El Legendario Prodigio Del Ducado Novela - Capítulo 96
Capítulo 96
Capítulo 96
«Los integrantes de la Corte de las Sombras velarán por la seguridad del líder del gremio».
Tras pronunciar aquellas palabras, Dale se desvaneció de la escena sin dejar rastro.
Permaneciendo en soledad, el dirigente del gremio de Calimala experimentó un escalofrío al contemplar la inminente carnicería que se avecinaba.
La Ciudad del Gremio. El Imperio Dorado, estructurado bajo el dominio de los siete grandes gremios y la misteriosa Corte de las Sombras.
Justo en el núcleo de la Ciudad del Gremio, se desataba un violento conflicto por la posesión del registro contable del Maestro de la Ciudad, una disputa encarnizada entre facciones de inmenso poder.
Frente a semejante despliegue de fuerza colosal, el líder del gremio de Calimala comprendió por primera vez cuán efímera e insignificante podía llegar a ser la riqueza material.

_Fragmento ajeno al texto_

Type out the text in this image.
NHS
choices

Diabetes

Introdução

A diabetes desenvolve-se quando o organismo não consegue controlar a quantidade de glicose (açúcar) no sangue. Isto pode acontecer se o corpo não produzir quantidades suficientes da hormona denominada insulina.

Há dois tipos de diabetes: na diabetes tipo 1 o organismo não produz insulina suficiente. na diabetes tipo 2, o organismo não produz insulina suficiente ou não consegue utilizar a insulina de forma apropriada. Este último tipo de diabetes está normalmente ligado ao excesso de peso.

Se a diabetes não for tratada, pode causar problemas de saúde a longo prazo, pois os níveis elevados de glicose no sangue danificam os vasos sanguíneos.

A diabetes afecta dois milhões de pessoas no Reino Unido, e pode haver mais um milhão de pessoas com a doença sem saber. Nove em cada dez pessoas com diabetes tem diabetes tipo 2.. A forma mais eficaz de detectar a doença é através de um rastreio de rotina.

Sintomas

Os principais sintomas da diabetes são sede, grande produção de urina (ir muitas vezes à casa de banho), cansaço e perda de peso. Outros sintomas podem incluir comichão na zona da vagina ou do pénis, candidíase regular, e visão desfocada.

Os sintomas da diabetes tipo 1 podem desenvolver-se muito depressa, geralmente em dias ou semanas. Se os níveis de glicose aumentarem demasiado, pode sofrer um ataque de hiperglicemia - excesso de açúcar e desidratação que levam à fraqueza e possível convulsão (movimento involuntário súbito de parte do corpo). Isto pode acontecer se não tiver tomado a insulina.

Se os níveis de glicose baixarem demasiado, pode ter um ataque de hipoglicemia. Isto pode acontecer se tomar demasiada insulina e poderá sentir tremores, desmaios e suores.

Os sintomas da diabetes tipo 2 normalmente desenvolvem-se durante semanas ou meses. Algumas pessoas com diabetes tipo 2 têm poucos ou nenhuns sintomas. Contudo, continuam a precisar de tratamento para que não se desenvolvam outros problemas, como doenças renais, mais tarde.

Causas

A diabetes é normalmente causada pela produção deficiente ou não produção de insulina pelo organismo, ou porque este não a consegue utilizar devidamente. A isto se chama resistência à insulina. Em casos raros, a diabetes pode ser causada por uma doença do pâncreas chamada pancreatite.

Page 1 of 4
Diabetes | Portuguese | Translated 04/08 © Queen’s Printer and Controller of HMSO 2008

En esos mismos instantes, Dale se hallaba en el refugio oculto de la Corte de las Sombras.
La Gran Corte de las Sombras. Un recinto subterráneo que evocaba la atmósfera de una antigua cripta, donde el ejecutor más letal de todo el territorio se encontraba sentado frente a él.
«Vaya, qué delicia, este licor es verdaderamente magnífico».
Baro, el célebre maestro de la espada asesina, ingirió el trago de golpe, manteniendo sus extremidades descansando sobre la superficie de la mesa, desestimando por completo el protocolo rígido de la Corte de las Sombras.
«No demuestras una devoción muy profunda hacia la Iglesia de las Sombras», observó Dale con tono sereno, adoptando el mismo estilo descontracturado de su interlocutor.
—Ja, es una buena forma de verlo —Baro soltó una carcajada ligera mientras asentía.
«No existen demasiados sitios dispuestos a dar cobijo a un infame como yo, que traicionó por la espalda a su propio señor antes de escapar».
«¿Cuáles fueron los motivos de tu traición?».
Quebrantar la lealtad hacia un soberano constituía una ofensa imperdonable y un deshonor absoluto para cualquier miembro de la caballería.
«Supongo que simplemente perdí el juicio en ese instante», contestó Baro mostrando total indiferencia.
«Mi antiguo señor se sumió en la demencia, alegando que su pequeña descendiente se encontraba bajo el control de una entidad demoníaca».
«……».
«Y su dictamen fue que yo mismo procediera a decapitarla».
Relató el suceso como si se tratara de algo trivial.
«De modo que, mientras yo mostraba indecisión…».
Tras apurar los restos de su bebida, Baro prosiguió con el relato.
«Ese desquiciado le arrancó las cuencas oculares a su propia pequeña empleando sus manos de forma directa».
«Es inconcebible…».
«Así es, tal cual te lo cuento».
Dale experimentó una intensa tensión al escuchar aquello.
«Esa pequeña es la misma figura sagrada que observas caminando por los rincones de tus estancias».
«……».
«La tomé bajo mi custodia y busqué refugio en la Ciudad del Gremio; al verla, los devotos radicalizados de la Corte de las Sombras proclamaron: «Ha surgido la santa», provocando una conmoción inmensa».
«Resulta evidente que experimentó algún tipo de manifestación mística».
«Sí, toda esa palabrería referente a las diosas hermanas», manifestó Baro con una mueca de desprecio ante la acotación de Dale.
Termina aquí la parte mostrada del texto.